I see a fresh article about this
knowledgebase.progress.com/.../High-OM-latches-after-online-activation-of-CDC-policies
>>Cause
>>This is expected behavior.
But I do not agree that this should be the expected behavior. Performance degradation should not be due to the simple addition of CDC policies and this is certainly not expected by the end customers.
George, I'm re-reading your earlier post:
> If we just create a CDC policy for a table then the /reading/ its records will cause OM latch activity. But only if you don't restart a database.
I think I misunderstood what you said. I originally read this as "reads of the change table will cause OM latch activity". That would be expected behaviour.

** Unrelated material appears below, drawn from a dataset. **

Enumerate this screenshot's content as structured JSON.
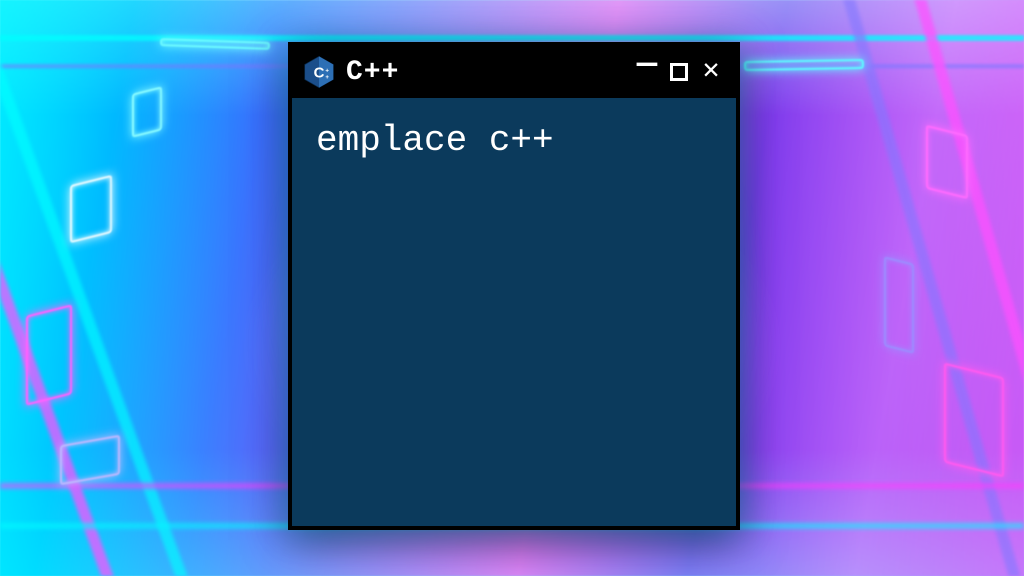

But if you meant "reads of the application table for which the CDC policy was created will cause OM latch activity", then I wouldn't expect that, given that the OM cache was initially sized to have enough entries for all of the application objects.
Can you clarify please?
For example, 'FOR FIRST atm.history1 NO-LOCK: END' creates OM latch locks if CDC policy is enabled for history1.
Reading of _Cdc-Change-Tracking or _Cdc-Table-Policy does not create OM latch locks.